И так круг замыкается. Он медленно и нехотя выплывает в свой нынешний мир из полудрёмы – мир, который никому не доступен и не дорог так, как ему. И только одного человечка хочет он впустить туда и жить там с ним вместе, не потому, что в мире этом уютно, сытно и безопасно, а потому, что он знает, как провести по нему своего дорогого Малыша, чтобы наполнить его добротой и неопределяемым чувством – умением ощущать близких, где бы они ни находились и о чём бы ни думали.
«Спи, Малыш, спи. Жар утекает из тебя через меня, и лунный свет не будет жёстко очерчивать тебя и не будет вытягивать из привычного мира». Этот свет умеет быть ласковым и добрым, как горячее молоко с маслом, убивающее свинку.

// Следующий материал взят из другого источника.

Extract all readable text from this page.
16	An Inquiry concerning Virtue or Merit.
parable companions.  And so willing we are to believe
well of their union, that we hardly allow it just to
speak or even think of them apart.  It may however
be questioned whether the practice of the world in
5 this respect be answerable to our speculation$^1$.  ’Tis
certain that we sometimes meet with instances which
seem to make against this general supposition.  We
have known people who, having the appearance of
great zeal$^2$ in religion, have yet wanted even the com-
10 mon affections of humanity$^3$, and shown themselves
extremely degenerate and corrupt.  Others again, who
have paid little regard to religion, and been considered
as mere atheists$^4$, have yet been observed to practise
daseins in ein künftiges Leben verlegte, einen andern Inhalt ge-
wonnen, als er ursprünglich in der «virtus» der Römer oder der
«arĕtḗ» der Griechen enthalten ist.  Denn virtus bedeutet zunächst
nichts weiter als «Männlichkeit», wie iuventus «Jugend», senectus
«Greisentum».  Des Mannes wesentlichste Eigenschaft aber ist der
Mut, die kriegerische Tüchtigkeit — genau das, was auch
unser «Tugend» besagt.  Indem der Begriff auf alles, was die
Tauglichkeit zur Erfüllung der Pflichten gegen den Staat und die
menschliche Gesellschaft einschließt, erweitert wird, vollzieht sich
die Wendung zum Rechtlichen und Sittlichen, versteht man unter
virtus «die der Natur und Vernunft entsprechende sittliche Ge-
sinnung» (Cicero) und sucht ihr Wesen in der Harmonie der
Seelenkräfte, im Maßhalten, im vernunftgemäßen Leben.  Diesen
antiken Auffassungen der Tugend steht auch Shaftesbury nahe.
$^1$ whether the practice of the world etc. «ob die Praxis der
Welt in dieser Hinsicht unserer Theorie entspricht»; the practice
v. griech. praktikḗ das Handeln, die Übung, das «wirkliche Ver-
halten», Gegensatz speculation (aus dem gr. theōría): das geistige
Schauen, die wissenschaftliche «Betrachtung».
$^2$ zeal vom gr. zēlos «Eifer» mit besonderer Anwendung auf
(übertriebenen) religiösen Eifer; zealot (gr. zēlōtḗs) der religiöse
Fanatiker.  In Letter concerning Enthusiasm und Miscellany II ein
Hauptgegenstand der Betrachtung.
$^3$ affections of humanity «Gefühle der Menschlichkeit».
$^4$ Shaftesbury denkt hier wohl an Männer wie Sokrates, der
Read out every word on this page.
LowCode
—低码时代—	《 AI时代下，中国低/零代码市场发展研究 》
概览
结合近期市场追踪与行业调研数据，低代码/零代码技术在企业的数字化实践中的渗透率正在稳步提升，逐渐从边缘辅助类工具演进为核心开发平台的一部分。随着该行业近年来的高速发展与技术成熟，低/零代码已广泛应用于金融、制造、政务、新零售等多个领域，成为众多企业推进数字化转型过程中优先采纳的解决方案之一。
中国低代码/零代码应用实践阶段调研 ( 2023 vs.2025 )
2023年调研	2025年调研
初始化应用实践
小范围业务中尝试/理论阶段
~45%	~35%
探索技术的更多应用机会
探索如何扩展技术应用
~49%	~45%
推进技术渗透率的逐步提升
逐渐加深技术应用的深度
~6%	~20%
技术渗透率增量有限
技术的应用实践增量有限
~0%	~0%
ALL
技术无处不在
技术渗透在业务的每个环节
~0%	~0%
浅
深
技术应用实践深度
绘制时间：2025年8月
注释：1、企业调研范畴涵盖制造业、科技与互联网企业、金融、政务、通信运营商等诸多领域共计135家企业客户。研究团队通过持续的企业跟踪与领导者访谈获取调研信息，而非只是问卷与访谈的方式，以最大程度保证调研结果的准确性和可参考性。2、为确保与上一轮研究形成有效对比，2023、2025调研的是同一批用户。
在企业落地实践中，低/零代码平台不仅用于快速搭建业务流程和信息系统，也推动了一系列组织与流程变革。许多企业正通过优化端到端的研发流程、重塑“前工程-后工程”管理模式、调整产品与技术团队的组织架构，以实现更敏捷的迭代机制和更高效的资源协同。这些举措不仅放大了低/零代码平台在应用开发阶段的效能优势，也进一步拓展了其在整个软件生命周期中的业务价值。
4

Он не знал, что его можно не любить, это молоко, потому что давно не видел масла, а маргарин и лярд совсем не похожи на масло. Он никогда не пил такого, а сегодня соседка принесла пол-литра в банке и кубик масла. И банка, покрытая вощёной бумажкой, с этим кубиком на ней, завёрнутым в такую же бумажку, стояла между рамами окна – в самом холодном месте – и ждала вечера, когда мама подогреет в кастрюльке с ручкой, нальёт в чашку душистое молоко и осторожно опустит в него четверть кубика, а потом ещё твёрдого, как жмых, мёда, неизвестно где добытого.